Par
Mario Malivert
« Mauvaise idée de dépouille », la
première phrase du roman Mes chères
petites ombres de Jean Euphèle Milcé, s’accorde bien avec la photo de la
page de couverture (Pouvoir,
sculpture de Sébastien Jean)—ramassis d’objets éclectiques supportant et encadrant
la tête d’un homme, le tout sur fond de feuillage sombre. Mais cette «idée
tenace de dépouille » se dilue vite dans le cliquetis des mots et des
tournures. En fait, le premier paragraphe se termine sur une plainte du
narrateur qui se voit tel un « entre-deux pays, entre-deux couleurs et
entre-deux douleurs. » Cette dualité imprègne le monologue alternatif d’un
père et de son fils, du père surtout, écartelé entre Haïti d’un côté et la
Suisse, de l’autre.
Le père peint son histoire avec des lignes
fermes et des ombres accentuées. Il commence par la grossesse de sa femme
helvétique, vivant avec lui en Haïti. Les barbelés chevauchant les murs de la
maison et les parpaings à ajouter évoquent subtilement l’insécurité. La mort
soudaine d’un ami aiguise l’inquiétude de la mère quant à l’avenir de ses
enfants en Haïti. Elle veut les protéger « contre les approximations du
tiers-monde, contre les bonnes affaires irrégulières du père et les enquêtes
criminelles qui n’ont cessé de se poursuivre. » « Il faut qu’on
parte. » lit-on, d’un trait, telle l’extirpation brusque d’un adhésif glué
aux poils de la peau.
En Suisse, Le père essaie de s’intégrer dans
un pays plutôt xénophobe que raciste, qui ennuie par la chronométrie de la vie,
et par la mainmise des banques et compagnies d’assurance sur la vie politique.

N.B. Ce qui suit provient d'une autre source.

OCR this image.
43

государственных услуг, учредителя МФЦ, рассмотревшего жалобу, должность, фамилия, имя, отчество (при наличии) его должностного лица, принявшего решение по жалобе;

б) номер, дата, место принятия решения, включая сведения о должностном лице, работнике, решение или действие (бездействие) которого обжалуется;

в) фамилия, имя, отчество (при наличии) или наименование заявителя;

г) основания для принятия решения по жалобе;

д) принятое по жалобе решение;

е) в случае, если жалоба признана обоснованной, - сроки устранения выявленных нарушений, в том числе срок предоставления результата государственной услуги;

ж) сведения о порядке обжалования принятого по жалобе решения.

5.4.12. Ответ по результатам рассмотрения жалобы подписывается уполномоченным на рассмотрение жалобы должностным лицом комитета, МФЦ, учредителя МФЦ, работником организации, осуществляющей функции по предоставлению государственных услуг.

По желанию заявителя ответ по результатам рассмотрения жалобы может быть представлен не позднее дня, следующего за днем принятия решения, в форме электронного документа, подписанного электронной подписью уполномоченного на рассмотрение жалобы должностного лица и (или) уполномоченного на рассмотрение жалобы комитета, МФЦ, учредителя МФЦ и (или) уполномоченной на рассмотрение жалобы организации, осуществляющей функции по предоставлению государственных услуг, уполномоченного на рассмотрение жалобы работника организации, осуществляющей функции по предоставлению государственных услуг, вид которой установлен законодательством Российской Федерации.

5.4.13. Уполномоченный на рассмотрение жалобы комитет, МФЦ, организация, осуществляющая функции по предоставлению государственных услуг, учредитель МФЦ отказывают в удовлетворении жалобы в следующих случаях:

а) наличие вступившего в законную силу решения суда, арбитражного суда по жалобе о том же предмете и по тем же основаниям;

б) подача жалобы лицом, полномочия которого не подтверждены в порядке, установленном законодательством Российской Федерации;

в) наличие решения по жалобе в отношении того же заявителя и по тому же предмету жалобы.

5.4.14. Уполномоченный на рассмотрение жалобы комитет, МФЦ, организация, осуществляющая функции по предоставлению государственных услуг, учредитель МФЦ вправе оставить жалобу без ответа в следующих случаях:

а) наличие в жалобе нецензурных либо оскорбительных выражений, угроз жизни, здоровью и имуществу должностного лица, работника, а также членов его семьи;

Il peine à faire sien le pays de sa femme et à y gagner sa vie en tant
qu’artiste-peintre. Les rôles s’inversent : la mère travaille et pourvoit
aux besoins du foyer, le père s’embourbe dans le chômage. Il trouve la Suisse
trop propre, trop polie, trop règlementée. Le couple s’effrite, les différences
s’accentuent, jusqu'à la rupture.
Le fils, lui, mesuré et timide dans ses propos, parle du retour au pays, de sa mère restée en Suisse, de son père qu’il veut redécouvrir, des jeunes filles qui le servent, de la maison paternelle qui est un peu la sienne. Les mises en garde de sa mère atténuent ses élans à embrasser sa terre natale. Le fils accompagne le père dans une réunion des anciens condisciples du père, dont le président de la République. Le contact avec le pouvoir exige un détour. Le fils ne parle alors que du président, des hommes qui l’entourent, de l’usure du pouvoir, des besoins accablants du peuple, etc.
Deux voix dominent le livre, et même trois
(celle du président), mais toujours la même précision dans le dire, la même
mesure dans l’expression des idées. Les personnages sont pris en otage par l’antagonisme
de leurs situations. Leur tiraillement s’expose à nu sur la page, le verbe de
Milcé découpant leurs émotions en petites pièces de puzzle. Le père, confondu
entre Haïti et la Suisse, doit choisir. Le fils, lui, malgré son immersion dans
la culture suisse, ressent l’appel de l’Artibonite, sa vocation de « demambre ». Et le président…
Par l’entremise d’une langue subtile,
raffinée, Jean Euphèle Milcé explore des sujets pertinents et d’actualité, qui
nous interpellent tous, surtout ceux d’entre nous qui entretiennent des
attaches d’outre-mer, qui se trouvent entre deux pays, entre deux cultures,
entre deux nationalités, et qui nourrissent « le besoin que [leur]
présence s’incruste durablement, prenne racine et laisse pousser des
bourgeons. »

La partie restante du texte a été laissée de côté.